1991 London additions
- Well-Laid Plans
- I Can't Do That Anymore

==Productions==
The musical opened on Broadway on April 15, 1971, at the Broadhurst Theatre, where it ran for nine previews and 35 regular performances. The cast included Mildred Natwick, Lillian Roth, Hans Conried, and Lillian Hayman. Natwick was nominated for the Tony Award for Best Actress in a Musical. Veteran Broadway actor David Burns was also a member of the cast, until he collapsed onstage from a heart attack during a preview performance in Philadelphia just after performing a dance step in "Go Visit Your Grandmother." He died soon after. Conried replaced him. The production was supervised by Stanley Prager, directed by Paul Aaron, with set and lighting design by Robert Randolph, costume design by Jane Greenwood, musical direction and vocal arrangements by Oscar Kosarin, orchestrations by Don Walker, dance music by Dorothea Freitag, and choreography by Onna White.
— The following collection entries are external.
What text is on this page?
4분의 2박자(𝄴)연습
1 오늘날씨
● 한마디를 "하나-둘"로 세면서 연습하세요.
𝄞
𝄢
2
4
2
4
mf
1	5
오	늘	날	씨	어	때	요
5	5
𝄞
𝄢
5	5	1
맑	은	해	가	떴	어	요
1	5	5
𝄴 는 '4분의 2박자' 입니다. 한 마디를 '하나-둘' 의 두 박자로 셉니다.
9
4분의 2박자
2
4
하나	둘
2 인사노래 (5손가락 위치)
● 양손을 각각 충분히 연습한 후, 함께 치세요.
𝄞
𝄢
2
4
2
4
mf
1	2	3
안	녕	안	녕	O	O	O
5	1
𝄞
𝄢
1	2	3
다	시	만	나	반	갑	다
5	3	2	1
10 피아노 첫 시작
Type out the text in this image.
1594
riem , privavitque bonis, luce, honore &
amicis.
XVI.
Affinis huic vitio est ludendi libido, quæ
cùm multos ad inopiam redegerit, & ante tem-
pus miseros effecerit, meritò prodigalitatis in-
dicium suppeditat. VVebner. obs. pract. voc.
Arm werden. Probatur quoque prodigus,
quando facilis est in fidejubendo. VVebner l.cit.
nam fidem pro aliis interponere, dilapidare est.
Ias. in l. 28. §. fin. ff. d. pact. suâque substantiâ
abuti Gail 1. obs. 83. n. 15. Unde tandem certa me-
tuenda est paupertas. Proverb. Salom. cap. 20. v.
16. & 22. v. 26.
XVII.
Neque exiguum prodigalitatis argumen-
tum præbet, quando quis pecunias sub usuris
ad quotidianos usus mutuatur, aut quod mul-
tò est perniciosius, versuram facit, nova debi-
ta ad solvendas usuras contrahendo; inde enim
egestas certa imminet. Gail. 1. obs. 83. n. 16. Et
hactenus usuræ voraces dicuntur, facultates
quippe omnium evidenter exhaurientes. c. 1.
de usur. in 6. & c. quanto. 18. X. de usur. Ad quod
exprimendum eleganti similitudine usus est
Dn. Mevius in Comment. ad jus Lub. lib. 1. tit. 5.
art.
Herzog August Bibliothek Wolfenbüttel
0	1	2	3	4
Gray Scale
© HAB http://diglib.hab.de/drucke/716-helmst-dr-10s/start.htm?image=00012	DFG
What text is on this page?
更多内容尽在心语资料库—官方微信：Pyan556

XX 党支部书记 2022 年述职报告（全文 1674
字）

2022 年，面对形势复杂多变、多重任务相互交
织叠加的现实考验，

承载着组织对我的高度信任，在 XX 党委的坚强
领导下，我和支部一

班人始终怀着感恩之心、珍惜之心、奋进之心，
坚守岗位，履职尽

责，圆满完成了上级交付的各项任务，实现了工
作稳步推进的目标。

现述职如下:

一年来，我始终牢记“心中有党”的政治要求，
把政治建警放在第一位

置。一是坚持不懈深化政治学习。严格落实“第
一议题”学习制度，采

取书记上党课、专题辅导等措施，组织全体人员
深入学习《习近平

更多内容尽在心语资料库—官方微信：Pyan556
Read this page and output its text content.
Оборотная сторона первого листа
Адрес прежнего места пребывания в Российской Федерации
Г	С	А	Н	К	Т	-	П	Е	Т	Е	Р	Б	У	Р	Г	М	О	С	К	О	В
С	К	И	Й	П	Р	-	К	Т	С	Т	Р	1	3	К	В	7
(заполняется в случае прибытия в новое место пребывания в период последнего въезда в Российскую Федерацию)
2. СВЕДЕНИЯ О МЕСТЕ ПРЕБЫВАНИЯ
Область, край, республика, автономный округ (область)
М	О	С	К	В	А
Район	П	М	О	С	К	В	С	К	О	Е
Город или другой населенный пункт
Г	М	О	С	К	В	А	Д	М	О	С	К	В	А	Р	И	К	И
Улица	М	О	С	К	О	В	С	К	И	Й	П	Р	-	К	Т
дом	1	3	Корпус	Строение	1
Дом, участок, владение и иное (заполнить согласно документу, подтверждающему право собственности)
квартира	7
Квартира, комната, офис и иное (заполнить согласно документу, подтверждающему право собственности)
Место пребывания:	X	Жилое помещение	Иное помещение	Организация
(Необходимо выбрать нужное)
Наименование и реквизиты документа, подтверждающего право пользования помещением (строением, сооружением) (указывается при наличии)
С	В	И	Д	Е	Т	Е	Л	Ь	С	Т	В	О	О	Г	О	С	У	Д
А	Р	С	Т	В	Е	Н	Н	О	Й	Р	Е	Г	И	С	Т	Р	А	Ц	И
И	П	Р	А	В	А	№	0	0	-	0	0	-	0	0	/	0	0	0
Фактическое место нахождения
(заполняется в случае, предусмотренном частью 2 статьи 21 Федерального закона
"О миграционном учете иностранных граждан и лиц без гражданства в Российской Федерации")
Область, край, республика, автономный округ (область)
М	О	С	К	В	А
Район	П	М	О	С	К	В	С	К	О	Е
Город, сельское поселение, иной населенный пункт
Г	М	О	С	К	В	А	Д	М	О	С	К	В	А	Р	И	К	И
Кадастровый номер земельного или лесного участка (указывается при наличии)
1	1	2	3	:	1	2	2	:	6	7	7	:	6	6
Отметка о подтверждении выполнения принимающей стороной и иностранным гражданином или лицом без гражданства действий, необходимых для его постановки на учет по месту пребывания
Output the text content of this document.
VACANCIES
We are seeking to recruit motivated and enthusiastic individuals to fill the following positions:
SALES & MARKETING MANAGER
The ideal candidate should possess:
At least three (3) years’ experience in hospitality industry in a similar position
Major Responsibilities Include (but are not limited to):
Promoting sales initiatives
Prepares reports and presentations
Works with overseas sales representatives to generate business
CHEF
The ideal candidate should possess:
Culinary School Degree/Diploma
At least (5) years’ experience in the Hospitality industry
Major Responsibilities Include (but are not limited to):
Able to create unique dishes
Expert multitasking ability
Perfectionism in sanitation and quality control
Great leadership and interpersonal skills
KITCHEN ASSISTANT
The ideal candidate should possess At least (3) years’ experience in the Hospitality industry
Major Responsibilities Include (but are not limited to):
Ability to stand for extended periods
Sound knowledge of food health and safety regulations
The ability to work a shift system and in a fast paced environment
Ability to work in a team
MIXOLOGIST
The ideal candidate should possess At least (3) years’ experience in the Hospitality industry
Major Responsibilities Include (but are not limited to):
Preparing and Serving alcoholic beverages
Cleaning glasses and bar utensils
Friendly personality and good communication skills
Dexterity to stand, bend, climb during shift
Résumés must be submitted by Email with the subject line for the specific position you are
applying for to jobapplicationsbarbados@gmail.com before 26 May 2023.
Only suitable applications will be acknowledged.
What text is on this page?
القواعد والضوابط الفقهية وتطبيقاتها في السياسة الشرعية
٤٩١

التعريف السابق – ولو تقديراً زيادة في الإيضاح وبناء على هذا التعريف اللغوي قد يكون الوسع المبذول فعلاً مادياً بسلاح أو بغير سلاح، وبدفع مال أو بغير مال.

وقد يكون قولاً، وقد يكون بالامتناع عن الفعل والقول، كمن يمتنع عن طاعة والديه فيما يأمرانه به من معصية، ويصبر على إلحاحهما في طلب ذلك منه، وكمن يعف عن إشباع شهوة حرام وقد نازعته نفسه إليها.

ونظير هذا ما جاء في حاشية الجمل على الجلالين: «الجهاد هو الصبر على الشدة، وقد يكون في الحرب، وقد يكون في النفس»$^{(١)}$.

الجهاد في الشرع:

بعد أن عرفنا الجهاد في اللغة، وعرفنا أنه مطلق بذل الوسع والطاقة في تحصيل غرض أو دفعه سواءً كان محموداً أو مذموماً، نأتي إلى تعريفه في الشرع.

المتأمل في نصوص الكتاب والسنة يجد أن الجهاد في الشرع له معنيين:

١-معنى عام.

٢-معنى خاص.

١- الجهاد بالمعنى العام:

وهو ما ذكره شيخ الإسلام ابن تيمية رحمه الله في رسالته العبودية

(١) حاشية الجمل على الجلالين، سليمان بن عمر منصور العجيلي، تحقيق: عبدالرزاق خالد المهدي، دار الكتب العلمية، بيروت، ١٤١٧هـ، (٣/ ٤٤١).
The 1991 revival premiered in the West End at the Vaudeville Theatre on June 17, 1991, running through September 1991. Directed by Paul Kerryson, it starred Dora Bryan, Pip Hinton and Joan Savage. It featured a revised book, new songs, and reduced orchestrations. The production did away with the big sets, big numbers and full-scale orchestra. This production was staged on one set and with a band of five musicians with the score reorchestrated by Julian Kelly. Kerryson explained: "Part of the problem of 70, Girls, 70 on Broadway...must have been that it was done so big, which doesn't suit this particular musical. Its charm here is that it is so intimate."

The Encores! series at New York City Center presented a concert version in April 2006. Directed by Kathleen Marshall and conducted by Paul Gemignani, it starred Olympia Dukakis, Bob Dishy, Anita Gillette, George S. Irving, Carleton Carpenter, and Charlotte Rae.